Tutte, tranne le quattro che operano in regime di sussidiarietà, hanno realizzato le infrastrutture previste (registry e repository) ma sono davvero pochi, in percentuale, i documenti che le alimentano.
L’anello debole è rappresentato dalle aziende sanitarie che vuoi per problemi dei loro sistemi informativi, vuoi per aspetti organizzativi, non alimentano il FSE oppure lo fanno non in forma strutturata. Esiste poi il grande problema dei MMG / PLS che non compilano il Profilo Sanitario Sintetico, documento fondamentale per avere un quadro clinico globale del paziente.
Le linee guida si limitano però a fotografare lo status quo senza fornire elementi utili per affrontare questi problemi. Si presenta la nuova architettura del FSE focalizzandosi sugli aspetti tecnologici e semantici trascurando gli aspetti professionali e organizzativi che ne sono alla base.

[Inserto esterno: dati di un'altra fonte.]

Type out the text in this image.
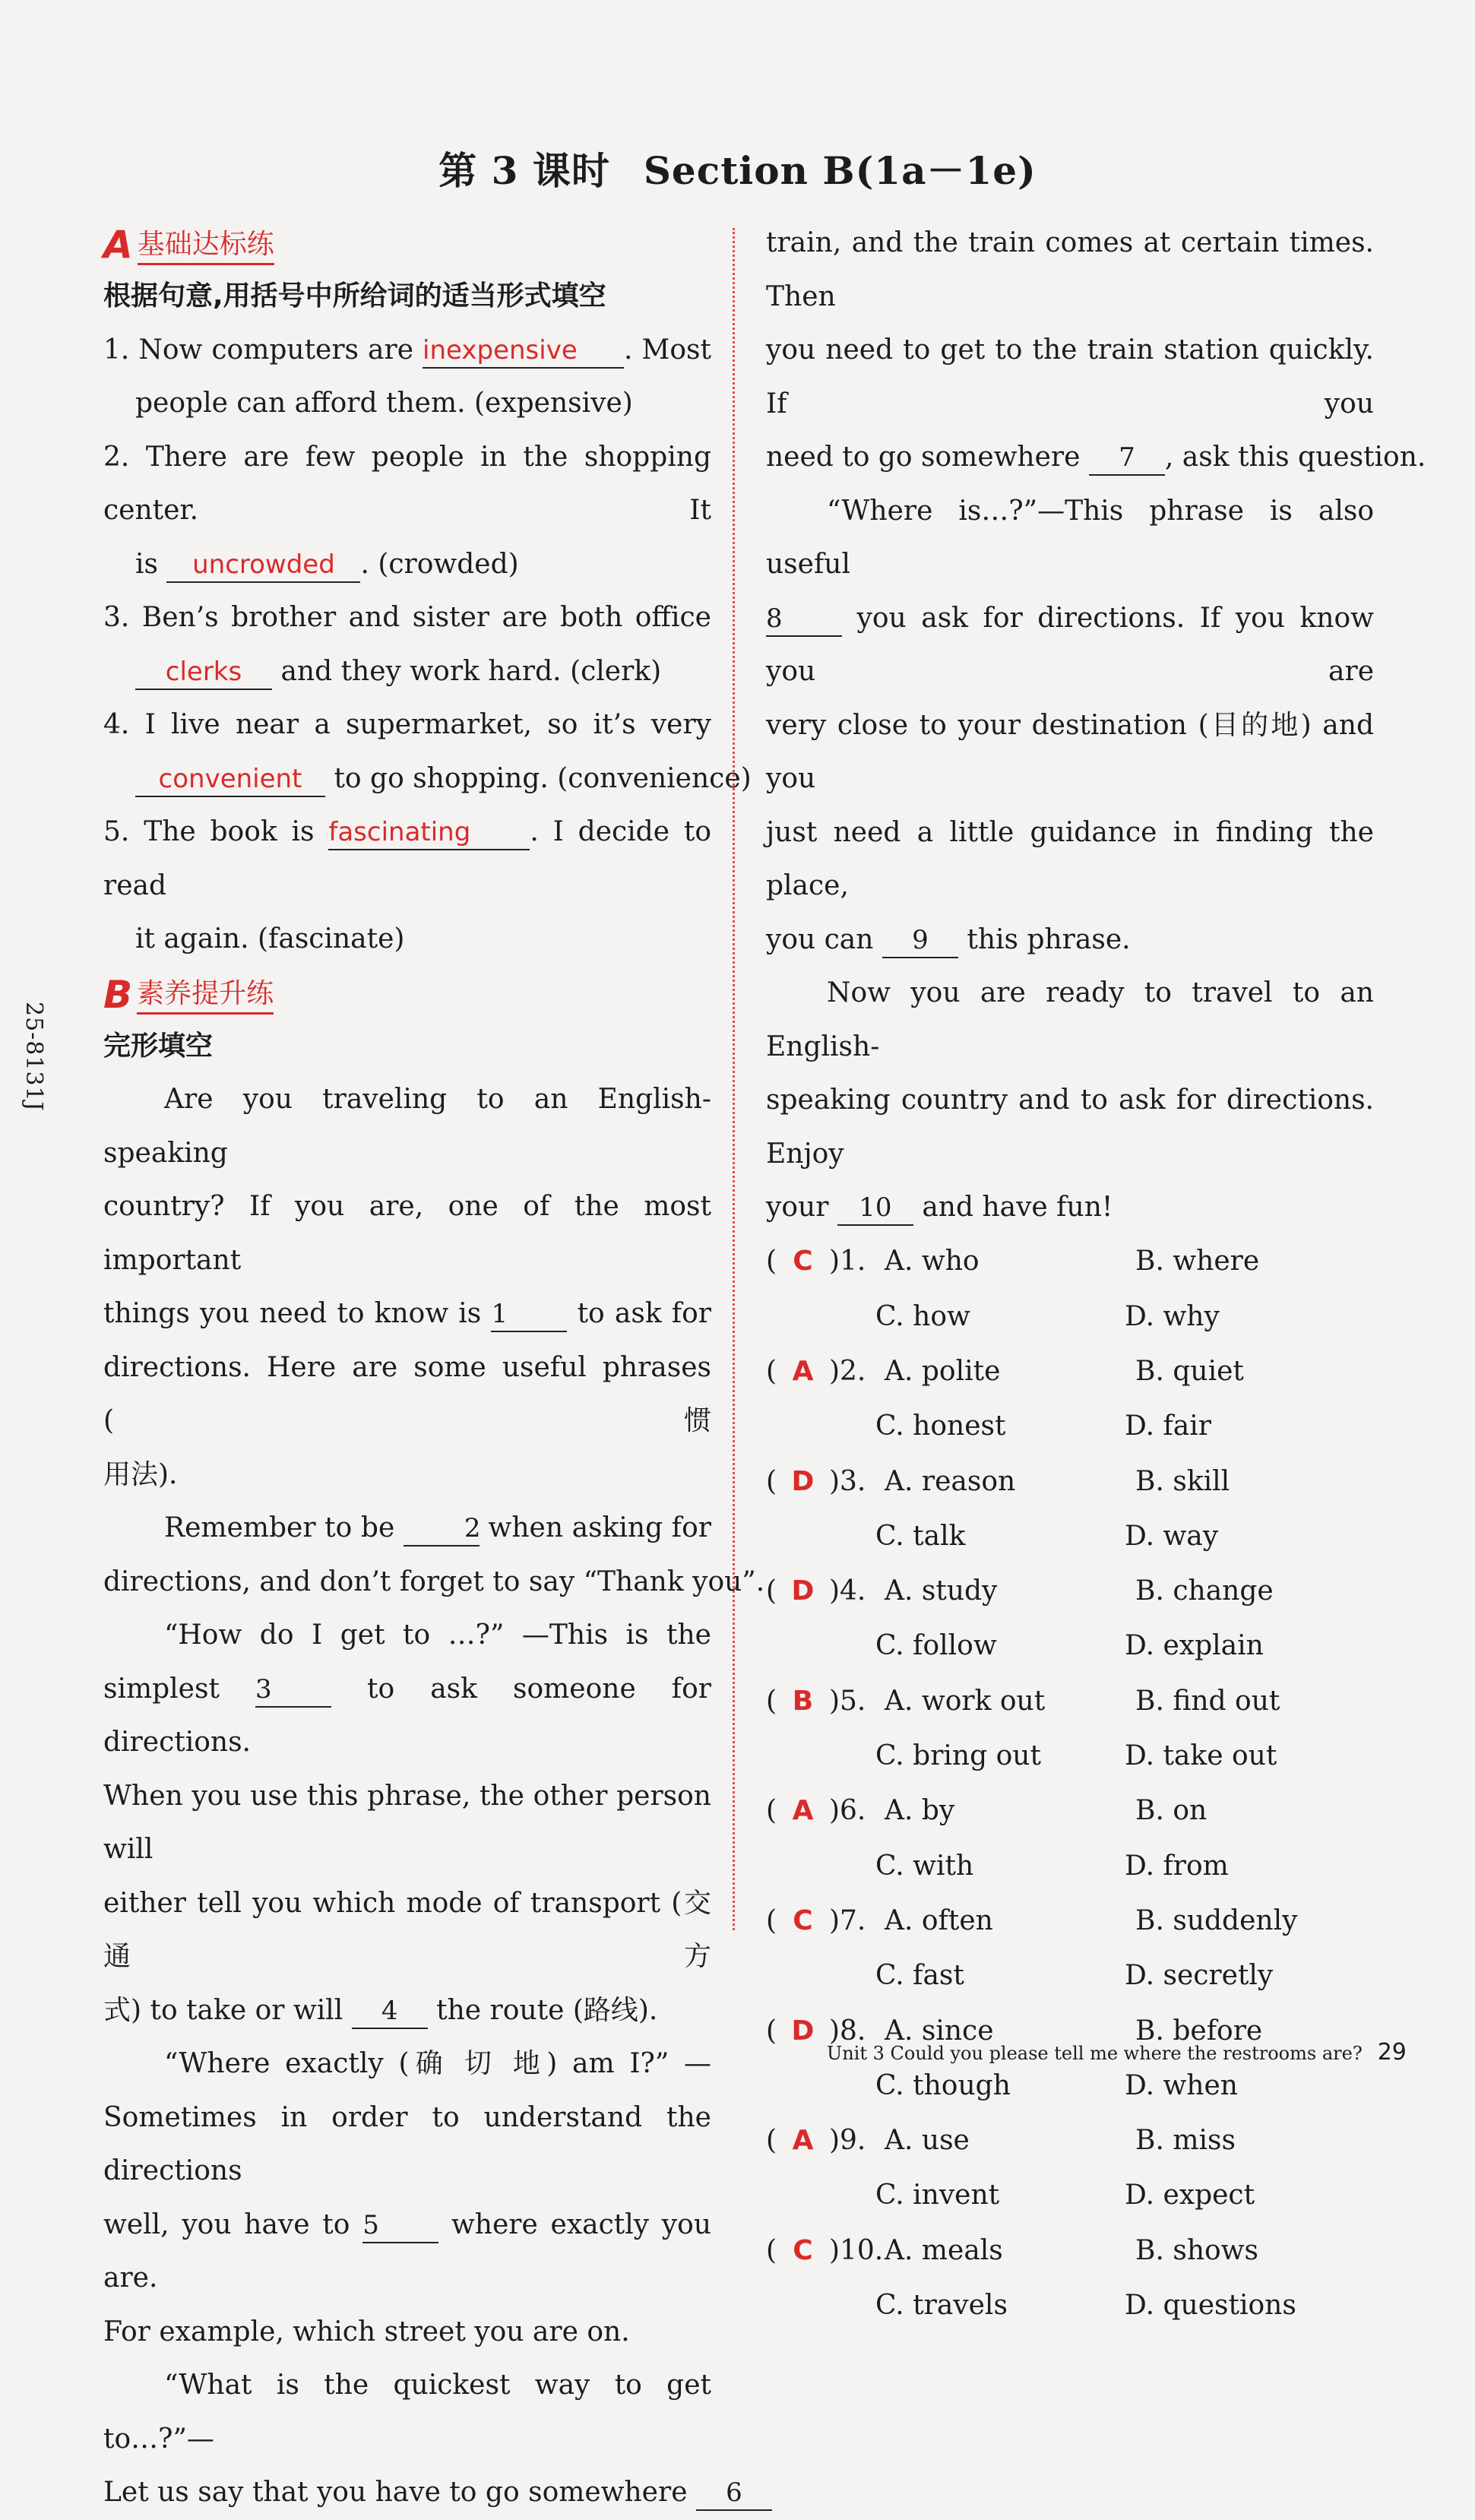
第 3 课时 Section B(1a－1e)
25-8131J
A 基础达标练
根据句意,用括号中所给词的适当形式填空
1. Now computers are inexpensive . Most
people can afford them. (expensive)
2. There are few people in the shopping center. It
is uncrowded . (crowded)
3. Ben’s brother and sister are both office
clerks and they work hard. (clerk)
4. I live near a supermarket, so it’s very
convenient to go shopping. (convenience)
5. The book is fascinating . I decide to read
it again. (fascinate)
B 素养提升练
完形填空
Are you traveling to an English-speaking
country? If you are, one of the most important
things you need to know is 1	to ask for
directions. Here are some useful phrases (惯
用法).
Remember to be	2 when asking for
directions, and don’t forget to say “Thank you”.
“How do I get to …?” —This is the
simplest 3	to ask someone for directions.
When you use this phrase, the other person will
either tell you which mode of transport (交通方
式) to take or will 4 the route (路线).
“Where exactly (确 切 地) am I?” —
Sometimes in order to understand the directions
well, you have to 5	where exactly you are.
For example, which street you are on.
“What is the quickest way to get to…?”—
Let us say that you have to go somewhere 6
train, and the train comes at certain times. Then
you need to get to the train station quickly. If you
need to go somewhere 7 , ask this question.
“Where is…?”—This phrase is also useful
8	you ask for directions. If you know you are
very close to your destination (目的地) and you
just need a little guidance in finding the place,
you can 9 this phrase.
Now you are ready to travel to an English-
speaking country and to ask for directions. Enjoy
your 10 and have fun!
( C )1. A. who	B. where
C. how	D. why
( A )2. A. polite	B. quiet
C. honest	D. fair
( D )3. A. reason	B. skill
C. talk	D. way
( D )4. A. study	B. change
C. follow	D. explain
( B )5. A. work out	B. find out
C. bring out	D. take out
( A )6. A. by	B. on
C. with	D. from
( C )7. A. often	B. suddenly
C. fast	D. secretly
( D )8. A. since	B. before
C. though	D. when
( A )9. A. use	B. miss
C. invent	D. expect
( C )10. A. meals	B. shows
C. travels	D. questions
Unit 3 Could you please tell me where the restrooms are? 29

Si è pensato, grazie al passaggio dal documento al dato clinico strutturato (HL7 FHIR), a come migliorare l’usabilità del FSE, implementare nuovi servizi, senza però considerare che se è già stato difficile alimentare il FSE con documenti, lo sarà molto di più nel caso di dati strutturati che non sempre sono presenti in questa forma nei sistemi informativi clinici delle aziende sanitarie.
Piuttosto che risolvere i problemi che sono alla base, si è deciso allora di rilanciare il FSE facendo evolvere la sua architettura e ponendosi obiettivi che sono estremamente ambiziosi. Un po’ come un giocatore di poker che trovandosi a perdere decide di alzare la posta e rilanciare per rientrare dalle perdite. Sarà un bluff o avrà buone carte per vincere la partita?
Caro Massimo, sei sempre puntuale con le tue analisi a cui aggiungo un particolare di non poco conto…
Sembrerebbe, ma il condizionale è d’obbligo quando si riscontrano solamente voci di corridoio senza alcun documento scritto, che SOGEI implementerà (o meglio farà implementare ai propri fornitori) la piattaforma di interoperabilità costruendola da capo.
Ma come? Le Regioni virtuose, che sono poche, hanno investito anni di competenze per arrivare ai risultati di oggi e, con buona pace del “riuso” delle buone pratiche, Sogei butta nel ces..tino tutta questa competenza?
Le piattaforme di Emilia Romagna, Lombardia e Piemonte sono già pronte per l’uso, per rendere operativo il FSE entro le date concordate si ha il dovere civico di usare ciò che funziona e non reinventare ogni volta l’acqua calda.